GESTOR DE INFORMACIÓN

Introducción

En primer lugar, un buen gestor de información puede considerarse sin lugar a dudas como nuestro “segundo cerebro”. A saber, un lugar donde poder volcar, apuntar y ordenar todo lo que no es necesario almacenar en nuestro cerebro. Por esta razón, podemos decir que bien utilizada, una herramienta como ésta tiene un poder fantástico. Parece que nos permite sacar lo mejor de nosotros mismos.

Además, disponer de un 2º cerebro despeja el camino para que podamos emplear toda nuestra capacidad intelectual. Especialmente, en aquellas funciones para las cuales es insustituible: crear, imaginar, relacionar conceptos, emocionarse, tomar decisiones, etc…

La era digital nos trae buenas y malas noticias. La más mala es que la cantidad de información que nos asalta a diario no se puede digerir. Y aunque podamos prescindir de una gran parte de ella, hay otra gran parte que resulta necesario conservar. La buena es que existen herramientas a nuestro alcance para gestionar toda esa información y no morir en el intento.

No todos los inputs que nos entran a diario y a los cuales se ha de prestar atención han de convertirse en tarea y desaparecer. Continuamente se generan soportes documentales que se han de tratar. Necesitamos como el agua dotarnos de un sistema basado en el orden lógico de nuestro modus vivendi. Existen herramientas que permiten estructurar adecuadamente toda la información que en algún momento vamos a tener que usar, y tendremos que decidir cuál nos resulta más útil y fácil de usar para cumplir este cometido..

Tipo de información que merece la pena custodiar

En otras palabras, necesitamos mantener el orden y el control sobre nuestras vidas. Por ello, daremos algunos ejemplos terrenales que ayudarán a comprender de qué tipo de información hablamos:

  • Autos: recibos de seguros, justificantes de impuestos, multas, facturas de mantenimiento, …
  • Bancos: extractos de movimientos, contratos, informes de posición,…
  • Biblioteca: lecturas pendientes o resúmenes de libros leídos,…
  • Colegios: matrículas, horarios, normas,  seguimiento de calificaciones obtenidas,…
  • Empresa: contratos, nóminas, comunicaciones, bonus, …
  • Escrituras: herencias, compraventas, testamentos, alquileres,…
  • Formación: cursos, temarios, programas, …
  • Identificación: pasaportes, DNI, carnets de socios, tarjetas, permisos de conducir,…
  • Médicos: informes de chequeos, resultados de análisis, prescripciones,…
  • Proveedores: contratos de suministros, facturas, seguros de mantenimiento,…
  • Viajes: reservas de billetes, bonos de hoteles, justificantes de pago, …

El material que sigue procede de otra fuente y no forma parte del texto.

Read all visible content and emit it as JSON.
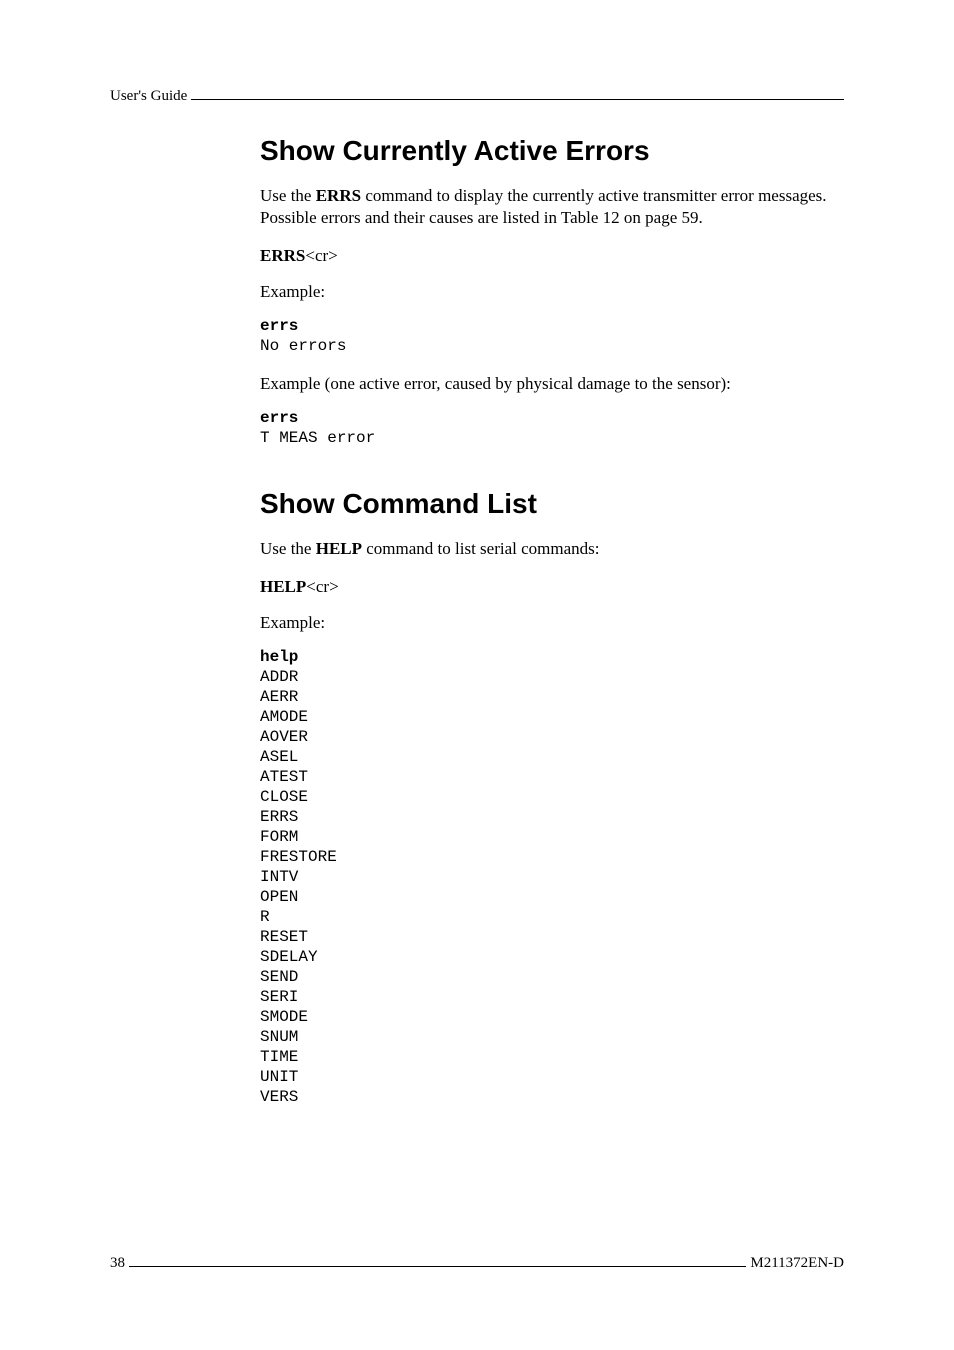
{
  "header": {
    "label": "User's Guide"
  },
  "section1": {
    "heading": "Show Currently Active Errors",
    "para1_pre": "Use the ",
    "para1_cmd": "ERRS",
    "para1_post": " command to display the currently active transmitter error messages. Possible errors and their causes are listed in Table 12 on page 59.",
    "syntax_cmd": "ERRS",
    "syntax_suffix": "<cr>",
    "example1_label": "Example:",
    "example1_cmd": "errs",
    "example1_out": "No errors",
    "example2_label": "Example (one active error, caused by physical damage to the sensor):",
    "example2_cmd": "errs",
    "example2_out": "T MEAS error"
  },
  "section2": {
    "heading": "Show Command List",
    "para1_pre": "Use the ",
    "para1_cmd": "HELP",
    "para1_post": " command to list serial commands:",
    "syntax_cmd": "HELP",
    "syntax_suffix": "<cr>",
    "example_label": "Example:",
    "example_cmd": "help",
    "example_out": "ADDR\nAERR\nAMODE\nAOVER\nASEL\nATEST\nCLOSE\nERRS\nFORM\nFRESTORE\nINTV\nOPEN\nR\nRESET\nSDELAY\nSEND\nSERI\nSMODE\nSNUM\nTIME\nUNIT\nVERS"
  },
  "footer": {
    "page": "38",
    "docid": "M211372EN-D"
  }
}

Por lo tanto, debemos estructurarla para acceder a ella cuando nos resulte adecuado. De este modo, tenemos un tesoro de herramienta que nos ayuda a mantenerlo todo bajo control.

Para terminar, tal y como se ha dicho, los avances tecnológicos han permitido logros que nos hacen la vida mucho más fácil. Por consiguiente, se trata de conocer cómo funcionan los mejores e incorporarlos a nuestra cotidianeidad. 

Opciones alternativas

EVERNOTE
NOTION

Selección

NOTION ha llegado pegando fuerte, apostando por tocar todos los palos (“All-in-one”), con una estética formidable que atrapa a quien vence la resistencia al aprendizaje en su uso. No al nivel que lo hace EVERNOTE, pero tienen bien resuelta la posibilidad de añadir contenidos a través de la extensión en el navegador. Pero, para enfrentarte en el ring a un competidor de la envergadura de un elefante, no puedes acudir sin tener habilitada la posibilidad de recepcionar e-mails en tu bandeja de entrada. Nos consta que están en ello, pero hasta llegar ahí nos quedamos con aquello de “más vale pájaro en mano que ciento volando”.